Naissent alors de véritables paysages de papier, entrainant les spectateurs dans un voyage imaginaire de montagnes enneigées, de nuages cotonneux et de motifs graphiques et épurés qui interpellent tant par leur matérialité que par leur sensorialité.

Une passion pour la matière et le matériau papier qu’il partage avec Miki Nakamura. Les deux artistes se sont rencontrés sur l’île japonaise de Shikoku, dans le célèbre atelier Awagami Factory, réputé pour sa fabrication traditionnelle du papier, le washi. Les qualités prêtées au washi se retrouvent dans l’origine même du mot : « Wa », synonyme d’harmonie et de paix, « Shi », homonyme du mot divinité.

Miki Nakamura cuit, blanchit, étire le liber (fibre)… puis recompose, moule et forme cette matière végétale. Patiemment, elle détache et entremêle, façonne et sculpte la fibre, fait surgir des ombres et dessine des dentelles d’une grande finesse… Les créations de Miki Nakamura, originaire d’Hiroshima, offrent une représentation lyrique d’un monde de cendres d’où surgit le vivant : fleurs, papillons, petits animaux marins… véritable ode à la nature.
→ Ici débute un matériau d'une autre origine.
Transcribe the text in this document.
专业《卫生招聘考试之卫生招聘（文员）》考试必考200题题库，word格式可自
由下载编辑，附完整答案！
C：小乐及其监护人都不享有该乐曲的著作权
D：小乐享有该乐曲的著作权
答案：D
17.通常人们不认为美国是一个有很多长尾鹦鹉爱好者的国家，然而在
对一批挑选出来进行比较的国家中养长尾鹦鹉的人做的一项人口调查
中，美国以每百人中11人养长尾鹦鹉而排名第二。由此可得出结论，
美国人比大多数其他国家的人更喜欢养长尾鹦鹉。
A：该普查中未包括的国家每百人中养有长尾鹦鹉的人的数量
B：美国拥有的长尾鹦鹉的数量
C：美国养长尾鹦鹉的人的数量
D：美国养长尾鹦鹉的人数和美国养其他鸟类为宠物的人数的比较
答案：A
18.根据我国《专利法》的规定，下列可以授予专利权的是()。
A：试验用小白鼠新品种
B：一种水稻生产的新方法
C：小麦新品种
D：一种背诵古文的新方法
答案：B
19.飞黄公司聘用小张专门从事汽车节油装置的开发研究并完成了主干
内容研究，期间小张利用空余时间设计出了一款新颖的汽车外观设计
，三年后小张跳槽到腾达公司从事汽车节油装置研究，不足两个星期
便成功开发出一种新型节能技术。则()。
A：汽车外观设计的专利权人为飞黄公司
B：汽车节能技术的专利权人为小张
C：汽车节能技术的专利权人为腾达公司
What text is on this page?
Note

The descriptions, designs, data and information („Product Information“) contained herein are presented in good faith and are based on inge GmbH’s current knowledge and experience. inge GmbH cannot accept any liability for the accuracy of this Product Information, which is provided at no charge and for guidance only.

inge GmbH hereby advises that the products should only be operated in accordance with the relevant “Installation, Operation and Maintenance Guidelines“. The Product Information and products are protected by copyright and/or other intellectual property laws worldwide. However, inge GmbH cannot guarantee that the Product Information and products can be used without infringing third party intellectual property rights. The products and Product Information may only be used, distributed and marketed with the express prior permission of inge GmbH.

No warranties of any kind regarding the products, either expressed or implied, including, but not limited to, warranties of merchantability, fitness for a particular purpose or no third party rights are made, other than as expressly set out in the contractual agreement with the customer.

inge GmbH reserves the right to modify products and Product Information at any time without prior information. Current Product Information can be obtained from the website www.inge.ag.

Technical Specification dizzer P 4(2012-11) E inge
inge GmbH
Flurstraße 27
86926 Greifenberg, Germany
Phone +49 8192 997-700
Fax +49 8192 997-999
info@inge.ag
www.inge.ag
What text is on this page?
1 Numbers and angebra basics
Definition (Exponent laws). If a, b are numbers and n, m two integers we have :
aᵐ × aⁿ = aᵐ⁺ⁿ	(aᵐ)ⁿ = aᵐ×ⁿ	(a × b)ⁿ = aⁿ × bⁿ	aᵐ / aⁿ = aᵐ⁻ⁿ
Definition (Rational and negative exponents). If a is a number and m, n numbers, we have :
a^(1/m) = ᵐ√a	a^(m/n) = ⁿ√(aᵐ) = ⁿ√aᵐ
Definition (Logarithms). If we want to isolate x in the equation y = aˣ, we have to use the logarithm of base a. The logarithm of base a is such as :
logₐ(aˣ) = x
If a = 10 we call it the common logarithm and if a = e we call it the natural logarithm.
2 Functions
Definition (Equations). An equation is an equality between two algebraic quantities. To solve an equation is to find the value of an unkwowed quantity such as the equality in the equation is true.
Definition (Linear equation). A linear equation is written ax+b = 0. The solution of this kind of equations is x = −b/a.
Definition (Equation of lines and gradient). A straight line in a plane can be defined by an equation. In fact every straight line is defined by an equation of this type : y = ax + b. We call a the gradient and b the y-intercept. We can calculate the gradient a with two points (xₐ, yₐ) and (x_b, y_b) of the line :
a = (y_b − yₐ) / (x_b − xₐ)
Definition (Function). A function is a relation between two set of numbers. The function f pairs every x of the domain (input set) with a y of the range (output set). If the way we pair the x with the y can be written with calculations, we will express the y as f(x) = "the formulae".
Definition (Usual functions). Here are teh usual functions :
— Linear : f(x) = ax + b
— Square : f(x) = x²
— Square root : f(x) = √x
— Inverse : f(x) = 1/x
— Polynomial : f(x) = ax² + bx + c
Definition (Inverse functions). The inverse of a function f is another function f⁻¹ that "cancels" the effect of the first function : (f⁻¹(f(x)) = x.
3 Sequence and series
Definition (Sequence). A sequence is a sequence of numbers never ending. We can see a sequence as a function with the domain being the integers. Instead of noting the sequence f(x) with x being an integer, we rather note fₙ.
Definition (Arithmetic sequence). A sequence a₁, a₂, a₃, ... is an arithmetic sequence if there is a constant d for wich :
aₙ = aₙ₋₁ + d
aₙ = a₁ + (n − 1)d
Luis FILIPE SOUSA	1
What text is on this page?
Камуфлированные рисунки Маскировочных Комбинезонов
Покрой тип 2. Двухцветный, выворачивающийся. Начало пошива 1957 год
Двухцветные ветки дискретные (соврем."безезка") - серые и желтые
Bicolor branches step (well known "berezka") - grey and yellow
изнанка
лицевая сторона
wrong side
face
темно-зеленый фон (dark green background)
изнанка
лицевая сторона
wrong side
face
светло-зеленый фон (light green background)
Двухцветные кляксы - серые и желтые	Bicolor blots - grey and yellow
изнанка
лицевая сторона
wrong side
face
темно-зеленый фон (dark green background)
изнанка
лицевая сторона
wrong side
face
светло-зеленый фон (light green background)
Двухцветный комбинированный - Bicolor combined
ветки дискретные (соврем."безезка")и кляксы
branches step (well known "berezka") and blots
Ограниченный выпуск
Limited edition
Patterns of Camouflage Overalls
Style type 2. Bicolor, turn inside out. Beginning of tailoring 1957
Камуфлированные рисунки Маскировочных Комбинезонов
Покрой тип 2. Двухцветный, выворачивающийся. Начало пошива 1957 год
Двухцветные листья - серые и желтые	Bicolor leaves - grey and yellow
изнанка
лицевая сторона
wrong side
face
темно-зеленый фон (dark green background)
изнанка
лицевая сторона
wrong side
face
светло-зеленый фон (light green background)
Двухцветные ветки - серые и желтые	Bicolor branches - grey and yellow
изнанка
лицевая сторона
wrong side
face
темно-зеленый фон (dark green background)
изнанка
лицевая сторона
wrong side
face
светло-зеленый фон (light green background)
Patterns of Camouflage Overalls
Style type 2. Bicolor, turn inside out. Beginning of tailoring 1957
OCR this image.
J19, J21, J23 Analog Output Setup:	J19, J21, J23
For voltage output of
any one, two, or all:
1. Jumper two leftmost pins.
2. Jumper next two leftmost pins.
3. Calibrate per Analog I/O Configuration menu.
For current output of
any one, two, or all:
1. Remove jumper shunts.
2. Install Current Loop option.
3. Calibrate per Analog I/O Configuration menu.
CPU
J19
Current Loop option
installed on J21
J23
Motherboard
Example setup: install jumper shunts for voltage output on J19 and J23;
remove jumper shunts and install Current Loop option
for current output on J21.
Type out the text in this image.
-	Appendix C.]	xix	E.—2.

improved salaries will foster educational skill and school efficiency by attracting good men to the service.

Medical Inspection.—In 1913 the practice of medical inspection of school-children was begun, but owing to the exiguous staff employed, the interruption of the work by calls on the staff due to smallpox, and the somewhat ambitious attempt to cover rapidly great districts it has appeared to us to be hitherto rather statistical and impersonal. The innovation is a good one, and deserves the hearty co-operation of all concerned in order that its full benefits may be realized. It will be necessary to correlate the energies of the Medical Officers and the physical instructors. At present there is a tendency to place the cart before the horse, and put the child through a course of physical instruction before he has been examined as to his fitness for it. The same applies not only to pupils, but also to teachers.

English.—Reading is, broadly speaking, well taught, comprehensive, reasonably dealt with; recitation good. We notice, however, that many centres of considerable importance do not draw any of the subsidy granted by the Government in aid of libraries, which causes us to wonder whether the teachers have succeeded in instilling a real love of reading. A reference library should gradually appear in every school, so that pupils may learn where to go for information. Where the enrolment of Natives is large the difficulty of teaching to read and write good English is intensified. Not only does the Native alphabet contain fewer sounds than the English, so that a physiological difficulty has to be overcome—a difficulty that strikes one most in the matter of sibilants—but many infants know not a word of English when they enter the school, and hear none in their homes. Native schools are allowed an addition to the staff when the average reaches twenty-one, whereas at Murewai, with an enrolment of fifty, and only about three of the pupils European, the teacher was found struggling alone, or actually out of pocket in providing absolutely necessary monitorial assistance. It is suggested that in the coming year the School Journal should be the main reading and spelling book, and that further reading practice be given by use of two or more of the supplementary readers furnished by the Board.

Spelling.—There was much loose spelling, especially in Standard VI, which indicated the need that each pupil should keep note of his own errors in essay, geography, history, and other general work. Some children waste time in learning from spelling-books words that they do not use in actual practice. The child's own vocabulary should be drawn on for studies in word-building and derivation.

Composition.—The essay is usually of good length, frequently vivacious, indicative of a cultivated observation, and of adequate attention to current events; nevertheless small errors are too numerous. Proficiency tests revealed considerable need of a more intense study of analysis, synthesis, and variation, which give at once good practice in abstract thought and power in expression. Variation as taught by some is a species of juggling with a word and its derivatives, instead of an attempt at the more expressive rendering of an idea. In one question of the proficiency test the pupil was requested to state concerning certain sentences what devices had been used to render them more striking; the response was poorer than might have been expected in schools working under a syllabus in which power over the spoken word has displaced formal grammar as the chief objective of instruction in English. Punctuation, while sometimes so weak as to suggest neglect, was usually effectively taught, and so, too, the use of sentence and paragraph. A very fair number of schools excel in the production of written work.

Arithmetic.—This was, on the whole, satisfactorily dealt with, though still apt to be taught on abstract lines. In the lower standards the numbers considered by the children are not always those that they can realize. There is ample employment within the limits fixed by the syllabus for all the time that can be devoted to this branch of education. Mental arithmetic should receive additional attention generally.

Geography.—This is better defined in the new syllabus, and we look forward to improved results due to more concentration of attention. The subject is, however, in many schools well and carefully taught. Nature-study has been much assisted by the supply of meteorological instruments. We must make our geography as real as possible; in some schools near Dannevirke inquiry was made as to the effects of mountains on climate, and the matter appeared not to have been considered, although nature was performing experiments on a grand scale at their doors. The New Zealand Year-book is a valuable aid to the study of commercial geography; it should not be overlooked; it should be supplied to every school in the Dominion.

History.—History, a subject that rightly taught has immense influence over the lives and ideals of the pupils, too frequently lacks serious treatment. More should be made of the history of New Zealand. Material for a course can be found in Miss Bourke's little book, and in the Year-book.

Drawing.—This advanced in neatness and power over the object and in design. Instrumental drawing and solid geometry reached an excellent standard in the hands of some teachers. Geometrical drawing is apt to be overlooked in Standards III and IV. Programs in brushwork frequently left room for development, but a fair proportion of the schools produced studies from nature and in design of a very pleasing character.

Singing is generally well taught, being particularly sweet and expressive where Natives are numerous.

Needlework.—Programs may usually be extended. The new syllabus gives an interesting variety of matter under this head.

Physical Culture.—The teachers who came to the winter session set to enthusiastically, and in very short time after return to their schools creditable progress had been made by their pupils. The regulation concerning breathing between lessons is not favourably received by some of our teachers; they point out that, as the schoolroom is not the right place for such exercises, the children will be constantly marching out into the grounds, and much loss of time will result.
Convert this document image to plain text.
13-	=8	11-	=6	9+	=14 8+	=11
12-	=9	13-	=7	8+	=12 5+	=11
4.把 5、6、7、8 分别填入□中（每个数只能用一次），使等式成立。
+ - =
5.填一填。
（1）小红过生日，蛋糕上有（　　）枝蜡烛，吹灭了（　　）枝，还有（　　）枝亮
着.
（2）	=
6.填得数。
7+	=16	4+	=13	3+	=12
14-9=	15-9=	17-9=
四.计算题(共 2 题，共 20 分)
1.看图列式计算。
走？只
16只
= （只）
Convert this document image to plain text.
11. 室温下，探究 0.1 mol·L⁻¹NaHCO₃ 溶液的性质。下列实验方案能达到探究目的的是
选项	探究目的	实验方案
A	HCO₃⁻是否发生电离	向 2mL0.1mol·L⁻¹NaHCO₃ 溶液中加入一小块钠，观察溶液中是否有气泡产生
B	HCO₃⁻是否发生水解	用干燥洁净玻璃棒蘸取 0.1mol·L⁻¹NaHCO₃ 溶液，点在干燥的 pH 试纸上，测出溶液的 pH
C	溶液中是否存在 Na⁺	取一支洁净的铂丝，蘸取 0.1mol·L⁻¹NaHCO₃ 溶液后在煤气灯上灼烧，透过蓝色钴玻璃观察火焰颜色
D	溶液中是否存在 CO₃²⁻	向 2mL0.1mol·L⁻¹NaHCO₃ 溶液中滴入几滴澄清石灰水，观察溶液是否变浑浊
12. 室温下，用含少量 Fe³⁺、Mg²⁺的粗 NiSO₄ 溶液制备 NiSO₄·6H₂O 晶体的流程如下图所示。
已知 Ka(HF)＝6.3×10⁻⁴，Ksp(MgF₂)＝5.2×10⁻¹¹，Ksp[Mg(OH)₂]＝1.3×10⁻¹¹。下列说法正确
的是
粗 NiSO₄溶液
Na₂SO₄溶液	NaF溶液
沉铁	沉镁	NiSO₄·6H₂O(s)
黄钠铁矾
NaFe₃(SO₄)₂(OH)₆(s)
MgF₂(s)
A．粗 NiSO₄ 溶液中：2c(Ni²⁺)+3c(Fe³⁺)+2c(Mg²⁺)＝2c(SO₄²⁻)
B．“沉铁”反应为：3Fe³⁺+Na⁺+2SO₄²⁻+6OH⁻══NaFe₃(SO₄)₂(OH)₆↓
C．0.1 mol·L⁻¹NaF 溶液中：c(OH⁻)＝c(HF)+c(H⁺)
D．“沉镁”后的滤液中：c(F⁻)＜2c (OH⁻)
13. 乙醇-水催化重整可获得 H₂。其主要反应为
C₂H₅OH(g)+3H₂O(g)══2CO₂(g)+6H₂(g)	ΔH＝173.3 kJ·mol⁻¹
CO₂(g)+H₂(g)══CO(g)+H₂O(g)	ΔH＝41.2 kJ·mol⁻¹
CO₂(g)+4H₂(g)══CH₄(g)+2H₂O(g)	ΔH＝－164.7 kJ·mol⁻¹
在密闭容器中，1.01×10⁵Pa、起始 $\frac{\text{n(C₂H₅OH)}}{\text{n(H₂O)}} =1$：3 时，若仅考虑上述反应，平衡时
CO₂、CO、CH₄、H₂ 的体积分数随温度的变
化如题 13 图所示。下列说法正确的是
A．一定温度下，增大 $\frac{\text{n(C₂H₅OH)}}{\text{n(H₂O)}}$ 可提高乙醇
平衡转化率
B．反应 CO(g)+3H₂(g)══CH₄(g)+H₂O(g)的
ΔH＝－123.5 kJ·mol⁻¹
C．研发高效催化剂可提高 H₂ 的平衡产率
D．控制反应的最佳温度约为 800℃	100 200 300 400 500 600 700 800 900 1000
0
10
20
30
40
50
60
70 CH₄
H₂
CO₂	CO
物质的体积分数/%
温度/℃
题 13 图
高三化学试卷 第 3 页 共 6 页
Dans cette nouvelle exposition, Miki Nakamura nous offre son interprétation d’une étonnante histoire, celle du « gyotaku ». Les pêcheurs japonais, afin d’immortaliser leurs prises et de détenir une preuve de leurs exploits, recouvraient le poisson d’encre avant de l’appliquer sur un papier fin, de le frotter avec la main pour obtenir une empreinte pouvant être réhaussée de couleurs.

Cette exposition artistique est aussi l’occasion d’évoquer l’histoire de la fabrication du papier tant artisanale qu’industrielle, de se rappeler les gestes, les pratiques, les savoir-faire à travers le monde, notamment l’Orient et de découvrir les différents champs d’application et usages de la matière et du matériau papier.

En France, on compte aujourd’hui une vingtaine de sites papetiers et une dizaine d’artisans, dont la production oscille entre cinq cent kilogrammes et une tonne par an.  À l’atelier-musée de l’imprimerie, la pratique, le geste, la transmission des savoirs et des savoir-faire occupe une place centrale.

Un morceau de papier
A piece of paper

Cela peut paraître si anodin, si suranné à l’ère du numérique et pourtant, le papier continue à être un medium pour informer, communiquer, transmettre et partager… il reste l’incontournable complice de l’écrit et de l’image. Une vision partagée par Drew Matott, initiateur de Peace Paper Project, activiste du papier, qui a choisi de placer la fabrication du papier au cœur d’une démarche sociale et solidaire.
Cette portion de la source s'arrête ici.